Opinión | Primer movimiento

Comprar

Cada compra era una pequeña aventura, cada objeto una promesa. El mostrador era un territorio familiar, y el tendero, casi un personaje de nuestra infancia

Un kiosko de Málaga

Un kiosko de Málaga / L.O.

Hay acciones que me gusta llevar a cabo siempre en el mismo momento y de la misma manera. Una de ellas es, al llegar el verano, comprar revistas que ofrecen lecturas entretenidas y a la vez enriquecedoras, que me enseñen algo, para compaginar con las novelas que habitualmente me acompañan durante todo el año. Este ritual también lo sigo al llegar el invierno, momento en el que siempre me zambullo en alguna lectura navideña.

En los últimos años, cuando llega el mes de junio, me he aficionado a leer la revista Speak Up, una revista escrita en inglés, cuyos artículos se diferencian en niveles de dificultad y en temática. Su compra no obedece tan sólo a los placeres derivados de su lectura, más bien su consumo es una excusa para experimentar el placer de comprarla. La compra de la prensa, o una revista, es uno de esos gestos que no cambian con el paso de los años y que, sin hacer ruido, dan forma a nuestros días. Entrar en la tienda del barrio, sentir el sonido de la puerta al abrirse, saludar al tendero con ese ‘buenos días’ que ya es casi un código entre conocidos. Pedir lo de siempre sin necesidad de nombrarlo. Pagar en metálico, recoger las monedas con calma, cruzar alguna frase trivial que, sin embargo, nos reconcilia con la rutina. Son pequeños ritos cotidianos que nos recuerdan que la vida también se sostiene en lo sencillo, en lo que no parece importante pero nos construye sin que lo notemos.

Cuando éramos niños, aquellas mismas tiendas eran un pequeño universo. Bastaba con unas monedas apretadas en la mano para sentir que el mundo nos pertenecía por un instante. Íbamos por la prensa para nuestros padres, sí, pero también por los cromos que esperábamos con ansia, por ese yo-yo que acababa de llegar o por el olor a chicle recién abierto. Cada compra era una pequeña aventura, cada objeto una promesa. El mostrador era un territorio familiar, y el tendero, casi un personaje de nuestra infancia: el que sabía qué álbum estábamos completando, el que nos guardaba los sobres ‘buenos’ o el que dejaba fiar si hacía falta. Yo siempre preferí una tienda con una puerta que atravesar antes que un kiosko. En el kiosko te quedabas fuera, en la tienda, entrabas. Y al entrar olías esa combinación de olores tan mágica y característica que formaban el olor a la tinta de la prensa, las revistas nuevas, el azúcar de las chucherías y, cuando llegaba el verano, el olor que salía de la nevera de Frigo, Camy o Avidesa. Junio está a la vuelta de la esquina y hace poco quise comprar un número de la revista. Acudí a varios sitios del barrio donde vivo, pero en ninguna la tenían. «Paco la tendría seguro, pero hace meses enfermó, y cerró». Entonces recordé a Paco y a su local de calle Compás de la Victoria donde yo compraba la prensa.

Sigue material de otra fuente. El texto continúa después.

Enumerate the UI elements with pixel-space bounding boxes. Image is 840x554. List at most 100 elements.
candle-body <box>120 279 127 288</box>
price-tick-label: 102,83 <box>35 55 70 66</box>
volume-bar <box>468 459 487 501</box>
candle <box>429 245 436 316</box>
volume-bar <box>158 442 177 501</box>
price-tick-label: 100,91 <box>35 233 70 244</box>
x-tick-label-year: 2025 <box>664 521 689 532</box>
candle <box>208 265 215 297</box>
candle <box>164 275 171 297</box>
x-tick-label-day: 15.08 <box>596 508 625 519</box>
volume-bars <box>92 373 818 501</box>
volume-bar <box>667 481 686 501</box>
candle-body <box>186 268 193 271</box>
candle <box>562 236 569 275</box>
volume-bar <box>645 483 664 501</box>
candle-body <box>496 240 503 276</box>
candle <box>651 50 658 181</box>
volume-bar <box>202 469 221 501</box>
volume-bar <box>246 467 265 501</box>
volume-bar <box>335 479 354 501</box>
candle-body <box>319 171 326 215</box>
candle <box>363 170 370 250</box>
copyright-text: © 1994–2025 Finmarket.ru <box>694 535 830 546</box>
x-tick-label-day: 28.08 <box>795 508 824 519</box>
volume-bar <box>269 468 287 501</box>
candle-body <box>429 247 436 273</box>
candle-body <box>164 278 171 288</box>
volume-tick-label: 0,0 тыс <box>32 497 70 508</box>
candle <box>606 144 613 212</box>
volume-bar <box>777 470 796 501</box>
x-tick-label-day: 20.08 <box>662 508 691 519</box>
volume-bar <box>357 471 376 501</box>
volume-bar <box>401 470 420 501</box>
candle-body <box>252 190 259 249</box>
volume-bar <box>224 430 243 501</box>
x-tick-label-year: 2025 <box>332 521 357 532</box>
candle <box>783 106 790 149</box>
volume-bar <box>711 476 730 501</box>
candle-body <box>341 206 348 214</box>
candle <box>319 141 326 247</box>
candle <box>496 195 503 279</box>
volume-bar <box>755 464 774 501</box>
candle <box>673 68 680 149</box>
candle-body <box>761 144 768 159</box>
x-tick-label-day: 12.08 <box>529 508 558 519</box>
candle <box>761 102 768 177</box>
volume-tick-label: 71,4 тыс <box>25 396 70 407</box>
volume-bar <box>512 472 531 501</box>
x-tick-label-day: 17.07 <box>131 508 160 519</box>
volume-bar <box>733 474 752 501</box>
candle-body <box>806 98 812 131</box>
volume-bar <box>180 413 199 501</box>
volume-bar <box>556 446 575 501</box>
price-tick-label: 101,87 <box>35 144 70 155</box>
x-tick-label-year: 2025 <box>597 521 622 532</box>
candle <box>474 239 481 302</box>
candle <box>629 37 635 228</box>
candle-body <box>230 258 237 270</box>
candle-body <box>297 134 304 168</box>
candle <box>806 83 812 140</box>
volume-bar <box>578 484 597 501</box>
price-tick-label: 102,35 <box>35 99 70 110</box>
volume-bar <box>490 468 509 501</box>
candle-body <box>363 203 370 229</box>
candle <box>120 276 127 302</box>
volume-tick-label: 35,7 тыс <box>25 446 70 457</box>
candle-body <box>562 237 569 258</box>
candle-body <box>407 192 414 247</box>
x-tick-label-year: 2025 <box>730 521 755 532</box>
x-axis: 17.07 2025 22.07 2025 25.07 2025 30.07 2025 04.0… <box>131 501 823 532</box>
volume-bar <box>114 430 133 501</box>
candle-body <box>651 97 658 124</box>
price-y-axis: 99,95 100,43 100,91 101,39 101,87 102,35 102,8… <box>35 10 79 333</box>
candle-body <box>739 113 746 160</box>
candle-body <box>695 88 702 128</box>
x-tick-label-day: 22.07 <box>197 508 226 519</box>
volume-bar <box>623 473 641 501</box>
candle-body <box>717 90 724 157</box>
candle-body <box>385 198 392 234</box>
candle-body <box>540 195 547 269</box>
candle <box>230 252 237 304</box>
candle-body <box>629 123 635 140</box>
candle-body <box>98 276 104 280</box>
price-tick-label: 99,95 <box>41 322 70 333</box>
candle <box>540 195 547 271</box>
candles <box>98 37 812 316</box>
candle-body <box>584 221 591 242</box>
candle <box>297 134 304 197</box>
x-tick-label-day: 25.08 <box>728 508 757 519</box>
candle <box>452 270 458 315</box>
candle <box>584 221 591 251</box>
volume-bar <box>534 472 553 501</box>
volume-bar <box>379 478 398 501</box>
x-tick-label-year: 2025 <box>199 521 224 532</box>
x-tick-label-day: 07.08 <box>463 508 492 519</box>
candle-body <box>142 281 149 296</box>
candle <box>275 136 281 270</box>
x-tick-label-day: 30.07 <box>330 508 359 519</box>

Entrar en su local era descubrir de nuevo aquel universo de la infancia. Era volver a oler a bollycao, sobres de panini y a periódicos en papel. Cada vez que le pedía mi revista, sacaba su puntero láser del bolsillo y apuntaba a algún lugar de sus estanterías donde, escondida tras otras más populares, estaba la que yo buscaba. «Pido un par de ellas, no se vende mucho, pero aquí siempre tendrás tu ejemplar». Hoy, en medio de un mundo donde todo parece acelerarse, esos gestos cotidianos tienen algo de resistencia. Comprar el pan en la panadería de siempre, detenerse a recoger la prensa, cruzar un par de frases con quien lleva años al otro lado del mostrador…

Son actos mínimos que, sin embargo, nos devuelven una sensación de pertenencia, de arraigo. En tiempos donde lo virtual lo invade todo, esas tiendas de barrio siguen siendo lugares donde se mira a los ojos, donde se espera el turno, donde uno todavía puede llamarse por su nombre. No son solo comercios: son parte del paisaje emocional de nuestras vidas. Porque al igual que escuchar música nunca será darle al play a una canción de Spotify, leer nunca será tan sólo pasar las páginas de un libro. Las liturgias cotidianas -como comprar siempre en la misma tienda, o posar la aguja del tocadiscos sobre el vinilo- nos ofrecen un ancla suave en el vaivén de los días; nos dicen, sin decirlo, que todo sigue en su sitio.